Genomics has the potential to revolutionize medical care, but it is becoming increasingly clear that the field is having to deal with growing pains.

In a Comment piece this week, Daniel MacArthur, a researcher at Massachusetts General Hospital in Boston, argues that the massive pools of data generated in even routine genome studies make it easy to misinterpret artefacts as biologically important results (see page 427). Such false positives, he says, can lead to embarrassing retractions, futile projects and stalled careers. More careful attention to methods and greater awareness of the potential pitfalls will help to cut down on the needless mistakes.

In a field as competitive as genomics, scientists will inevitably seek faster, more efficient ways to generate and analyse data. Just this week, the firm Ion Torrent in Guilford, Connecticut — part of Life Technologies in Carlsbad, California — announced that it will tackle a competition to accurately sequence 100 genomes in 30 days for less than US$1,000 per genome — and to win the US$10-million prize offered by the X Prize Foundation in Playa Vista, California (see page 417).

Genomics is not the only field of science to battle with quality-control issues.
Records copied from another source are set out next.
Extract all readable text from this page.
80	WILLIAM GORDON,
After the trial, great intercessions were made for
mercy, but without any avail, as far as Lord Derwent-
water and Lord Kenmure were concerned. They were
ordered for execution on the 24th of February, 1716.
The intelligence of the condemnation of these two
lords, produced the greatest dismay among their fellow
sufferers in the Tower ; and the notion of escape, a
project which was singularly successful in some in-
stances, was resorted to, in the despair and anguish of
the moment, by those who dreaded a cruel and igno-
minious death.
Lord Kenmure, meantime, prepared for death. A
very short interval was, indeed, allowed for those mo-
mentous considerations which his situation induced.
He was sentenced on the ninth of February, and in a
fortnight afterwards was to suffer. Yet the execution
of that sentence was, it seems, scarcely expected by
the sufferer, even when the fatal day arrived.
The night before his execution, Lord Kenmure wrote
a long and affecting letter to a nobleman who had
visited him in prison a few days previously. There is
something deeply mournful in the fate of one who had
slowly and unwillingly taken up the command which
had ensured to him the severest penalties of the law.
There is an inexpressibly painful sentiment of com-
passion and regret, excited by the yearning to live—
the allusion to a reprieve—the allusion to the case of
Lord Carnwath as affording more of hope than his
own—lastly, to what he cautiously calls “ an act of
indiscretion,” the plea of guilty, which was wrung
In March, Nature lamented the high number of corrections to research papers in the life sciences that arise from avoidable errors (see Nature 483, 509; 2012). Scientists are making too many careless mistakes, and those mistakes are getting published.

Much of this sloppy science comes from the pressure to generate 'surprising' results and to publish them quickly, even though they are more likely to be driven by errors than are findings that more or less follow from previous work. A researcher who reveals something exciting is more likely to get a high-profile paper (and a permanent position) than is someone who spends years providing solid evidence for something that everyone in the field expected to be true.

This pressure extends throughout the careers of scientists, and is compounded by the preference of journals (including Nature) to publish significant findings — and of the media to report them. MacArthur asks scientists to weigh up the importance of avoiding being scooped against the embarrassment of a mistake, but to an ambitious scientist in a competitive field such as genomics, the risk of being out-published will often outweigh the potential damage of retraction.

Many areas of the life sciences now work with massive amounts of data, so technology-based artefacts are unlikely to be restricted to genomics. Any life scientist who works at a university or is affiliated with a hospital can now collect human samples and sequence them to create huge amounts of genomic data, with which they are perhaps not used to working. The problem goes beyond analysis — time and time again, biologists fail to design experiments properly, and so submit underpowered studies that have an insufficient sample size and trumpet chance observations as biological effects.

The problems are not hard to solve. Biologists must seek relevant training in experimental methods and collaborate with good statisticians. Principal investigators have a responsibility to their labs and to colleagues to ensure that any data they publish are robust. And the efforts of peer reviewers who thoroughly reanalyse data to double-check that submissions are solid deserve more formal acknowledgement, albeit in private.

Meanwhile, researchers who deal with large amounts of data must agree on standards that will protect against avoidable errors. Fields such as RNA sequencing have been slow to establish such guidelines (see Nature 484, 428; 2012), but others have shown that it can be done. The human-genetics community, for instance, has established criteria for genome-wide association studies to ensure that findings are rigorous and comparable. Less-proactive genomics fields, and the rest of biology, should follow that lead.